For instance, capitalists could buy the means of production, such as machines or equipment, from each other. But Luxemburg said this would create “a merry-go-round which revolves around itself in empty air”.

“That is not capitalist accumulation, i.e. heaping up money capital, but the opposite,” she said. “Production for the sake of production is, from the ­standpoint of capital, utter nonsense.”

So imperialism was necessary to create new markets where extra commodities could be sold. But this was ultimately limited, and would produce crises in the system.

Unlike Luxemburg, Marx did not reject the idea of “production for the sake of production”.

He explained that production under capitalism is not aimed at meeting people’s needs. Instead it is geared towards exchange and consumption to make profit.

Critics pointed out that Luxemburg’s theory confuses the priorities of individual capitalists with capitalism as a whole. Capitalists do exchange commodities to increase their ability to produce.

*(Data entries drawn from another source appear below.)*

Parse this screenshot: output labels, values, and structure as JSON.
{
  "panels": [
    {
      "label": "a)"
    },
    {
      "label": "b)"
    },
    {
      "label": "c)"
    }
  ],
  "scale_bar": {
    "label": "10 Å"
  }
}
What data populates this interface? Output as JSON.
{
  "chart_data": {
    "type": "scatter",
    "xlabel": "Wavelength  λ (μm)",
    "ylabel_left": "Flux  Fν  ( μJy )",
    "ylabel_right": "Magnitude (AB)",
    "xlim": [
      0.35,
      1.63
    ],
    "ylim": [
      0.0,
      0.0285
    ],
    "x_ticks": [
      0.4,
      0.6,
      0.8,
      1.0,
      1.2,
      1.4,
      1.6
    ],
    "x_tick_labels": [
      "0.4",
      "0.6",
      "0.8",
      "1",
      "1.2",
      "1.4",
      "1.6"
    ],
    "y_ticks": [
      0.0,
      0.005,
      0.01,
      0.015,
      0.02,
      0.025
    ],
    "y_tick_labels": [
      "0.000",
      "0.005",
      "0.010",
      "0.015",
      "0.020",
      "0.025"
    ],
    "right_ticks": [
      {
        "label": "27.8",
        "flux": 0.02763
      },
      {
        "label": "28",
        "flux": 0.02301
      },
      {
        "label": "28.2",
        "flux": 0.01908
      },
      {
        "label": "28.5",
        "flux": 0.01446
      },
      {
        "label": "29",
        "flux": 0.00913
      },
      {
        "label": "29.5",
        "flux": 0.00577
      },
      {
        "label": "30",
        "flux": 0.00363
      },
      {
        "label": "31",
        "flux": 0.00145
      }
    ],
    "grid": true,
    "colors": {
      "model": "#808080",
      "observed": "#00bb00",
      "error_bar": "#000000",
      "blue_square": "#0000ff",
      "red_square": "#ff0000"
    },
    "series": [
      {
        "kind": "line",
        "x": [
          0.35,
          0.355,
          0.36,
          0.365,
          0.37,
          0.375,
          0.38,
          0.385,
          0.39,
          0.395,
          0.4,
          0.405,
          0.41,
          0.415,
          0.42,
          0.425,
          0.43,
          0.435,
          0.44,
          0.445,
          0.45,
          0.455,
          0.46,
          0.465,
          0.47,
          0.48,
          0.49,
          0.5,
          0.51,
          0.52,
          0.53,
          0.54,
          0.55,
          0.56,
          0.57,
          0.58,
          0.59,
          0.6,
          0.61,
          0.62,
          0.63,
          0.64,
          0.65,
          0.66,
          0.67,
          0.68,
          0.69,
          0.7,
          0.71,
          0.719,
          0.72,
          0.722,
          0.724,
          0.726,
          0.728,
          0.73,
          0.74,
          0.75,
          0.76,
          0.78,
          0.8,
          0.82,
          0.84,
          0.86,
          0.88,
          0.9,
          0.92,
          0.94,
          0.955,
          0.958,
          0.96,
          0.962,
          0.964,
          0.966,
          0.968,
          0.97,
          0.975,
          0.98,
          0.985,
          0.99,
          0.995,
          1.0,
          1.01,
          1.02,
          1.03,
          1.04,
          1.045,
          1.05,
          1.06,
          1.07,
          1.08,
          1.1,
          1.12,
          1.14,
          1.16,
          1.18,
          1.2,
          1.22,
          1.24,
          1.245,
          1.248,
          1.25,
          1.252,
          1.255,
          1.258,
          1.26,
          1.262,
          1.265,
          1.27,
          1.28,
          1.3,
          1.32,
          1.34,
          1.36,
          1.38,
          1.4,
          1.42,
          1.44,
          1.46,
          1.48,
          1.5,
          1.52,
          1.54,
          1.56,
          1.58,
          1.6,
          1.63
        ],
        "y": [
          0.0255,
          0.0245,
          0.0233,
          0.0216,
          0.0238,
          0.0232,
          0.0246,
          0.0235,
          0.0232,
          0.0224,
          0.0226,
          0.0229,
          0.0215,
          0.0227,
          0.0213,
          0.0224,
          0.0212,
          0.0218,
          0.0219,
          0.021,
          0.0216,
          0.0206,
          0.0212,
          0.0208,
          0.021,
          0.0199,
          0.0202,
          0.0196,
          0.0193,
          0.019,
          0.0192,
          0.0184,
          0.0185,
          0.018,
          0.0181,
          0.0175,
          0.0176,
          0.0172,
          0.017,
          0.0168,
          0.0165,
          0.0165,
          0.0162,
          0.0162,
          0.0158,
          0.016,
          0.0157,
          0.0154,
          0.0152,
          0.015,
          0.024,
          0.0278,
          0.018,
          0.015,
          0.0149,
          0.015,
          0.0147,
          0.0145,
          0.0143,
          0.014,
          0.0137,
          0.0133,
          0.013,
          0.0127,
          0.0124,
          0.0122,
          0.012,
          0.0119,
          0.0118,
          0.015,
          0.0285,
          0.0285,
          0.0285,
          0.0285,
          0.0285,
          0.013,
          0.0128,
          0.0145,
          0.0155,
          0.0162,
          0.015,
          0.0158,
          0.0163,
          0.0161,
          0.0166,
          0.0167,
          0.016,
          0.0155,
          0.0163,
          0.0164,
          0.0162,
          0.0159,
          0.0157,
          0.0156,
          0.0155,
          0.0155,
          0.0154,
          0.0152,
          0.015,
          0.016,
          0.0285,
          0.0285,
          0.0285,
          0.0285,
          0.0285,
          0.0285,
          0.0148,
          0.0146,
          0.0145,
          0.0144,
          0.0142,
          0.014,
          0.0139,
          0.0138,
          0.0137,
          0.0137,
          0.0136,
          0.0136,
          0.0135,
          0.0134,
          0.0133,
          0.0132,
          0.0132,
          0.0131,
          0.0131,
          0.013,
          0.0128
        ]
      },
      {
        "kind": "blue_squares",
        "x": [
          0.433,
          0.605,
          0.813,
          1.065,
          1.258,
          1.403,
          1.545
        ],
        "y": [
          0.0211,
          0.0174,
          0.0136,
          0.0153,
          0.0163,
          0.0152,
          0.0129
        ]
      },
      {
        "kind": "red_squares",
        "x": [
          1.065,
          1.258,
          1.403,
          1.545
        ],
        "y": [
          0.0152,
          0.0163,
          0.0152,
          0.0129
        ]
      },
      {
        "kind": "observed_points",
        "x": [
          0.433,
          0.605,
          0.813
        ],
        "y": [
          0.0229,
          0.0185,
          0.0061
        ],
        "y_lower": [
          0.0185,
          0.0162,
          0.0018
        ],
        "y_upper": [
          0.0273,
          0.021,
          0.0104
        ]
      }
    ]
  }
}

The system will always find a way to make profit so long as there is demand from somewhere—even from workers and capitalists. And it finds ways to create markets, commodifying anything from relationships to necessities.

Also although some capitalist firms might go under, others will feed on their resources and markets as new forms of profit.


Luxemburg did not develop a theory explaining boom, crisis and slump.

In Volume Three of Capital Marx theorises how the drive to accumulate profit leads to the rate of profit to fall, rather than to under-consumption. Marx said that individual capitalists are pushed to invest in the means of production to increase their productivity across the system.

But this means less investment in the actual source of profits—workers’ labour. This theory of crisis shows how capitalism’s contradictions harm the system.

Other Marxists have expanded on the relationship between capitalism and imperialism.

Luxemburg, for instance, didn’t explore the role of monopoly capitalism in the drive towards overseas colonisation.

The Russian revolutionary Nikolai Bukharin understood clearer how the concentration and centralisation of capital led to closer ties between capital and nation-states—leading to imperialism. Despite some problems with her theories, Luxemburg added vital analysis. She showed how capitalism depends on state violence to expand.

She believed that as militarism between capitalist states was inevitable, the fight against imperialism was necessary to fight capitalism. She said that spending on arms “is in itself a province of accumulation”.

This crucially laid the basis for explaining the growth of the economy based on the role of the arms economy following the Second World War.

Luxemburg reiterated the central idea behind Marxism—that surplus value is produced by the exploitation of workers.

And she reinforced Marx’s theory of capitalism by concluding it “proceeds by assimilating the very condition which alone can ensure its own existence”.

Her understanding of how capitalist operates and stops human progress led her to dedicate, and give, her life to the fight against war and imperialism.